Safran
Macht mehr als «gel»
Er ist ein Gift, sagt der Chemiker. Ein Heilmittel, meint der Arzt. Er ist eine Droge, findet der Apotheker. Ein Gewürz und Färbemittel, sagt der Koch und Bäcker. Alle haben sie recht: Die Rede ist vom Safran.
Wir schreiben das Jahr 1536. In Deutschland erscheint Band 1 des Werks «Die grosse Wundartzney», eine Zusammenstellung des kompletten medizinischen Wissens jener Zeit. Der Autor ist ein gewisser Theophrastus Bombast von Hohenheim, genannt Paracelsus, geboren in Egg bei Einsiedeln SZ. Schon fast prahlerisch schreibt der grosse Arzt: «Ich hab ein archanum, heiss ich laudanum, ist uber das alles wo es zum tot reichen wil.» Ein Arkanum ist ein Geheimmittel, das in diesem Fall gegen alles wirkt, und Laudanum war eine bis ins letzte Jahrhundert hinein häufig verwendete Flüssigarznei, ein universelles Schmerzmittel, ein Allheilmittel schon fast: Opium, gelöst in spanischem Wein und aromatisiert mit – Safran!
Geruch nach Rosenblättern
Das Gewürz wird aus den getrockneten orange-roten Stempelfäden der zartvioletten Blüten von Crocus sativus gewonnen, einer Krokusart. Die Ernte erfolgt in Handarbeit, jede Blüte zählt höchstens drei Stempelfäden, sodass ein Bauer im Wallis, in der Bündner Herrschaft oder in der Safranhochburg Iran für ein Kilo zwischen 150 000 und 250 000 Blüten ernten muss. Das erklärt den hohen Preis von Safran. Und es erklärt, warum Fälscher, die das Gewürz mit Sandelholz streckten, in Zofingen AG im Jahr 1456 verbrannt wurden.

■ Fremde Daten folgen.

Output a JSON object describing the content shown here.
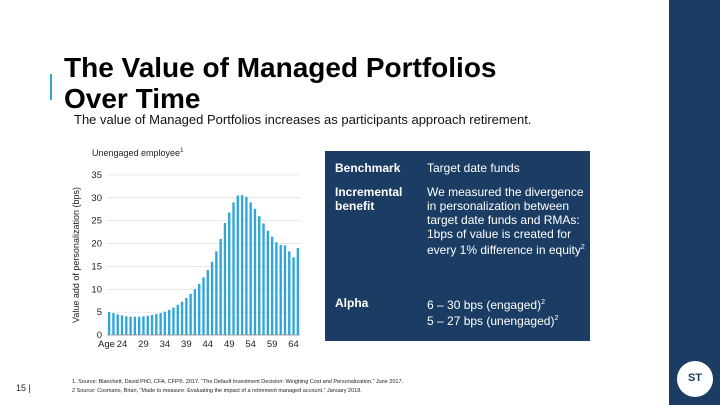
{
  "slide": {
    "title_line1": "The Value of Managed Portfolios",
    "title_line2": "Over Time",
    "subtitle": "The value of Managed Portfolios increases as participants approach retirement.",
    "page_number": "15 |",
    "logo_text": "ST",
    "accent_color": "#2ea6d8",
    "navy_color": "#1c3d63"
  },
  "chart_label": {
    "text": "Unengaged employee",
    "footnote_ref": "1"
  },
  "chart_data": {
    "type": "bar",
    "title": "",
    "xlabel": "Age",
    "ylabel": "Value add of personalization (bps)",
    "ylim": [
      0,
      35
    ],
    "yticks": [
      0,
      5,
      10,
      15,
      20,
      25,
      30,
      35
    ],
    "xticks": [
      24,
      29,
      34,
      39,
      44,
      49,
      54,
      59,
      64
    ],
    "grid": true,
    "color": "#2ea6d8",
    "categories": [
      21,
      22,
      23,
      24,
      25,
      26,
      27,
      28,
      29,
      30,
      31,
      32,
      33,
      34,
      35,
      36,
      37,
      38,
      39,
      40,
      41,
      42,
      43,
      44,
      45,
      46,
      47,
      48,
      49,
      50,
      51,
      52,
      53,
      54,
      55,
      56,
      57,
      58,
      59,
      60,
      61,
      62,
      63,
      64,
      65
    ],
    "values": [
      5,
      4.8,
      4.5,
      4.3,
      4.1,
      4,
      4,
      4,
      4.1,
      4.2,
      4.4,
      4.6,
      4.8,
      5.1,
      5.5,
      6,
      6.6,
      7.3,
      8.1,
      9,
      10,
      11.2,
      12.6,
      14.2,
      16,
      18.3,
      21,
      24.5,
      26.8,
      29,
      30.5,
      30.6,
      30.2,
      29,
      27.6,
      26,
      24.4,
      22.8,
      21.5,
      20.3,
      19.7,
      19.6,
      18.3,
      17,
      19
    ]
  },
  "info": {
    "benchmark_label": "Benchmark",
    "benchmark_value": "Target date funds",
    "incremental_label": "Incremental benefit",
    "incremental_value": "We measured the divergence in personalization between target date funds and RMAs: 1bps of value is created for every 1% difference in equity",
    "incremental_sup": "2",
    "alpha_label": "Alpha",
    "alpha_line1": "6 – 30 bps (engaged)",
    "alpha_line1_sup": "2",
    "alpha_line2": "5 – 27 bps (unengaged)",
    "alpha_line2_sup": "2"
  },
  "footnotes": {
    "line1": "1. Source: Blanchett, David PhD, CFA, CFP®. 2017. “The Default Investment Decision: Weighing Cost and Personalization.” June 2017.",
    "line2": "2 Source: Cosmano, Brian, “Made to measure: Evaluating the impact of a retirement managed account,” January 2018."
  }
}
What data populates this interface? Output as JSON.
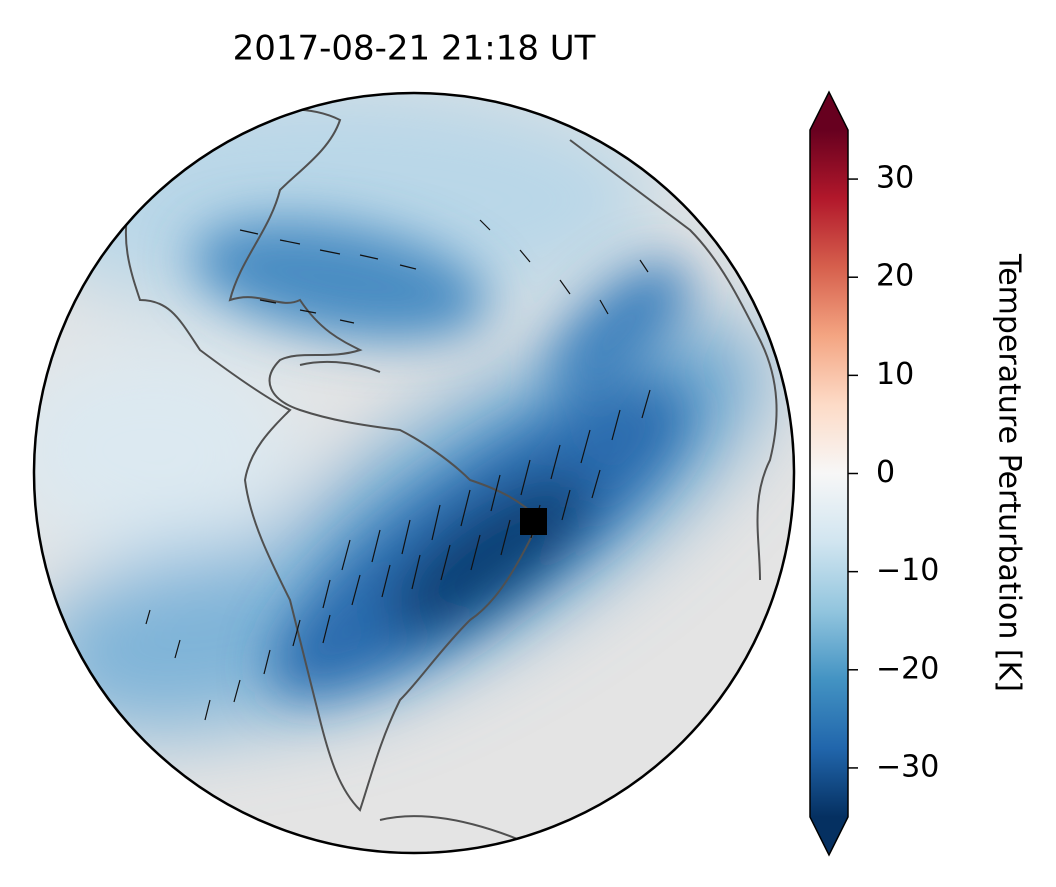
{
  "chart_data": {
    "type": "map",
    "title": "2017-08-21  21:18 UT",
    "colorbar": {
      "label": "Temperature Perturbation [K]",
      "lim": [
        -35,
        35
      ],
      "ticks": [
        {
          "value": -30,
          "label": "−30"
        },
        {
          "value": -20,
          "label": "−20"
        },
        {
          "value": -10,
          "label": "−10"
        },
        0,
        10,
        20,
        30
      ],
      "colormap": [
        "#053061",
        "#2166ac",
        "#4393c3",
        "#92c5de",
        "#d1e5f0",
        "#f7f7f7",
        "#fddbc7",
        "#f4a582",
        "#d6604d",
        "#b2182b",
        "#67001f"
      ],
      "extend": "both"
    }
  }
}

«Safran macht den Kuchen gel», heisst es etwas holperig in einem Kindervers. Es ist das Carotinoid Crocin, das dem Safran die gelbe Farbe verleiht – in der spanischen Paella wie im italienischen Risotto milanese. Frisch geernteter Safran riecht süsslich nach Rosenblättern, Jasmin und Zitrusfrüchten. Getrocknet ändert sich sein Geschmack, er wird würzig, erdig, rauchig, ledrig und schmeckt nach Moschus und Tabak.

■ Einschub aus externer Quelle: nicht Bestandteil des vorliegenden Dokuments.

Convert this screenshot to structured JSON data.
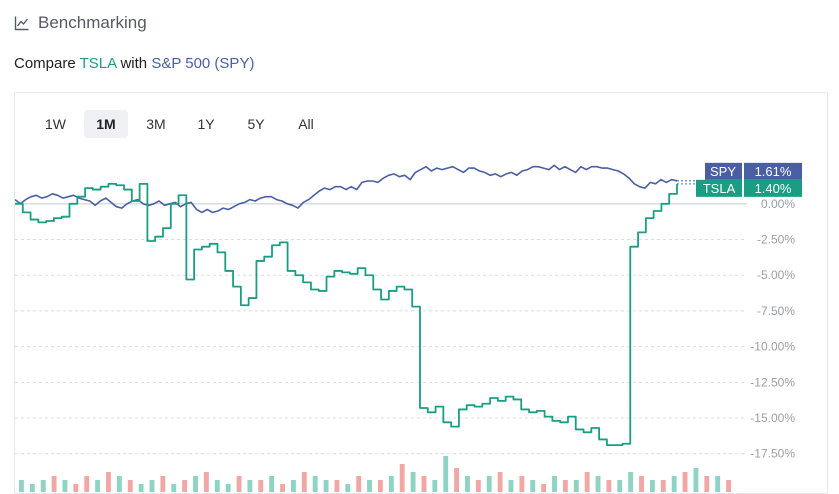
{
  "header": {
    "title": "Benchmarking",
    "icon": "line-chart-icon"
  },
  "compare": {
    "prefix": "Compare",
    "ticker": "TSLA",
    "middle": "with",
    "benchmark": "S&P 500 (SPY)"
  },
  "colors": {
    "tsla": "#1a9e83",
    "spy": "#4a5fa3",
    "up_volume": "#8fd3c3",
    "down_volume": "#f2a7a7",
    "grid": "#d9dcdf"
  },
  "tabs": [
    {
      "label": "1W",
      "active": false
    },
    {
      "label": "1M",
      "active": true
    },
    {
      "label": "3M",
      "active": false
    },
    {
      "label": "1Y",
      "active": false
    },
    {
      "label": "5Y",
      "active": false
    },
    {
      "label": "All",
      "active": false
    }
  ],
  "chart_data": {
    "type": "line",
    "ylim": [
      -18.5,
      3.0
    ],
    "y_ticks": [
      0,
      -2.5,
      -5,
      -7.5,
      -10,
      -12.5,
      -15,
      -17.5
    ],
    "y_tick_labels": [
      "0.00%",
      "-2.50%",
      "-5.00%",
      "-7.50%",
      "-10.00%",
      "-12.50%",
      "-15.00%",
      "-17.50%"
    ],
    "grid": true,
    "legend": "right-of-last-value",
    "series": [
      {
        "name": "SPY",
        "label": "1.61%",
        "last": 1.61,
        "values": [
          0.3,
          0.0,
          0.3,
          0.5,
          0.6,
          0.4,
          0.5,
          0.7,
          0.6,
          0.4,
          0.5,
          0.6,
          0.4,
          0.3,
          0.2,
          -0.1,
          0.2,
          0.4,
          0.1,
          -0.2,
          -0.3,
          0.0,
          0.2,
          0.3,
          0.0,
          -0.1,
          0.0,
          0.2,
          -0.1,
          0.0,
          0.1,
          -0.2,
          0.0,
          0.1,
          -0.4,
          -0.6,
          -0.4,
          -0.6,
          -0.5,
          -0.3,
          -0.4,
          -0.2,
          0.0,
          0.1,
          0.3,
          0.2,
          0.4,
          0.5,
          0.5,
          0.3,
          0.2,
          0.0,
          -0.1,
          -0.3,
          0.1,
          0.3,
          0.6,
          0.9,
          1.1,
          1.0,
          1.2,
          1.2,
          1.0,
          1.2,
          1.0,
          1.5,
          1.6,
          1.6,
          1.5,
          1.8,
          2.0,
          2.1,
          1.9,
          2.0,
          1.7,
          2.2,
          2.4,
          2.6,
          2.3,
          2.5,
          2.4,
          2.5,
          2.6,
          2.4,
          2.2,
          2.5,
          2.5,
          2.3,
          2.2,
          2.0,
          2.1,
          1.9,
          2.1,
          2.2,
          2.0,
          2.3,
          2.4,
          2.6,
          2.6,
          2.5,
          2.4,
          2.7,
          2.4,
          2.6,
          2.4,
          2.2,
          2.6,
          2.4,
          2.6,
          2.6,
          2.5,
          2.5,
          2.4,
          2.3,
          2.1,
          1.8,
          1.4,
          1.2,
          1.1,
          1.5,
          1.4,
          1.7,
          1.5,
          1.7,
          1.61
        ]
      },
      {
        "name": "TSLA",
        "label": "1.40%",
        "last": 1.4,
        "values": [
          0.0,
          -0.6,
          -1.1,
          -1.3,
          -1.2,
          -1.0,
          -0.9,
          0.0,
          0.5,
          1.1,
          1.0,
          1.2,
          1.4,
          1.3,
          1.0,
          0.2,
          1.4,
          -2.6,
          -2.3,
          -1.7,
          0.0,
          0.6,
          -5.3,
          -3.2,
          -3.0,
          -2.8,
          -3.4,
          -4.7,
          -5.8,
          -7.1,
          -6.6,
          -4.0,
          -3.7,
          -2.9,
          -2.7,
          -4.7,
          -5.0,
          -5.5,
          -6.0,
          -6.1,
          -5.1,
          -4.7,
          -4.8,
          -4.9,
          -4.5,
          -5.0,
          -6.0,
          -6.7,
          -6.1,
          -5.8,
          -6.0,
          -7.2,
          -14.3,
          -14.6,
          -14.2,
          -15.3,
          -15.6,
          -14.4,
          -14.1,
          -14.2,
          -14.0,
          -13.6,
          -13.8,
          -13.5,
          -13.7,
          -14.4,
          -14.6,
          -14.5,
          -14.9,
          -15.2,
          -15.3,
          -14.9,
          -15.8,
          -16.0,
          -15.7,
          -16.5,
          -16.9,
          -16.9,
          -16.8,
          -3.0,
          -2.0,
          -1.0,
          -0.5,
          0.0,
          0.7,
          1.4
        ]
      }
    ],
    "volume": [
      [
        "up",
        0.3
      ],
      [
        "up",
        0.2
      ],
      [
        "up",
        0.3
      ],
      [
        "down",
        0.4
      ],
      [
        "up",
        0.3
      ],
      [
        "down",
        0.2
      ],
      [
        "down",
        0.4
      ],
      [
        "up",
        0.3
      ],
      [
        "down",
        0.5
      ],
      [
        "up",
        0.4
      ],
      [
        "down",
        0.3
      ],
      [
        "up",
        0.2
      ],
      [
        "up",
        0.3
      ],
      [
        "down",
        0.4
      ],
      [
        "up",
        0.2
      ],
      [
        "down",
        0.3
      ],
      [
        "up",
        0.4
      ],
      [
        "down",
        0.5
      ],
      [
        "up",
        0.3
      ],
      [
        "up",
        0.2
      ],
      [
        "down",
        0.4
      ],
      [
        "up",
        0.3
      ],
      [
        "down",
        0.3
      ],
      [
        "up",
        0.4
      ],
      [
        "down",
        0.2
      ],
      [
        "up",
        0.3
      ],
      [
        "down",
        0.5
      ],
      [
        "up",
        0.4
      ],
      [
        "up",
        0.3
      ],
      [
        "down",
        0.3
      ],
      [
        "up",
        0.2
      ],
      [
        "down",
        0.4
      ],
      [
        "up",
        0.3
      ],
      [
        "down",
        0.3
      ],
      [
        "up",
        0.4
      ],
      [
        "down",
        0.7
      ],
      [
        "up",
        0.5
      ],
      [
        "down",
        0.4
      ],
      [
        "up",
        0.3
      ],
      [
        "up",
        0.9
      ],
      [
        "down",
        0.6
      ],
      [
        "up",
        0.4
      ],
      [
        "down",
        0.3
      ],
      [
        "up",
        0.4
      ],
      [
        "down",
        0.5
      ],
      [
        "up",
        0.3
      ],
      [
        "down",
        0.4
      ],
      [
        "up",
        0.3
      ],
      [
        "down",
        0.2
      ],
      [
        "up",
        0.4
      ],
      [
        "down",
        0.3
      ],
      [
        "up",
        0.3
      ],
      [
        "down",
        0.5
      ],
      [
        "up",
        0.4
      ],
      [
        "down",
        0.3
      ],
      [
        "up",
        0.3
      ],
      [
        "up",
        0.5
      ],
      [
        "down",
        0.4
      ],
      [
        "up",
        0.3
      ],
      [
        "down",
        0.3
      ],
      [
        "up",
        0.4
      ],
      [
        "down",
        0.5
      ],
      [
        "up",
        0.6
      ],
      [
        "down",
        0.4
      ],
      [
        "up",
        0.4
      ],
      [
        "down",
        0.3
      ]
    ]
  }
}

Doch als Paracelsus einst am Laudanum tüftelte, ging es ihm weniger um die geschmacklichen Vorzüge als vielmehr um die pharmakologischen Eigenschaften des Safrans, der «ein fröhlich und gut Geblüt» mache. Ihn überzeugte die Kombination von Wirkungen: Safran ist krampflösend, schmerzlindernd und stimmungsaufhellend. Damit weist er eine Verwandtschaft zu einer besonderen Stoffklasse auf: dem Opium. Frühere Arzneikundige setzten Safran mit seiner morphinähnlichen Wirkung denn auch bei Kindern ein, die an Keuchhusten litten.
Comeback als Arzneimittel
Lange Jahre als Arznei vergessen, wird Safran heute von der Medizin wiederentdeckt. Das rote Gold wirkt sich positiv auf das Herz-Kreislauf-System aus, senkt den Blutdruck, wirkt nach wie vor allgemein schmerzstillend. Vor allem aber weckt er bei Medizinern grosse Erwartungen als Mittel gegen Stimmungsschwankungen, Angst, Depression und Stress.
Entscheidend für diese Wirkung sind die Pflanzenstoffe Crocin und Crocetin, welche die Stresssignale zu dämpfen vermögen. Andere Inhaltsstoffe erhöhen zusätzlich den Nervenbotenstoff Serotonin, der für das Wohlbefinden wichtig ist. Gleichzeitig nehmen die Forschenden an, dass die Dämpfung der Stresssignale im Gehirn die Zellen vor Abbau schützt und bei Demenzkranken die Gedächtnisfunktion verbessert.
Wie lautet Paracelsus’ wohl bekannteste Erkenntnis? Genau: Die Dosis macht das Gift. Also keine Sorge! Ein handelsübliches Tütchen von 0,125 Gramm reicht gut und gern für drei Laune machende Portionen Risotto milanese.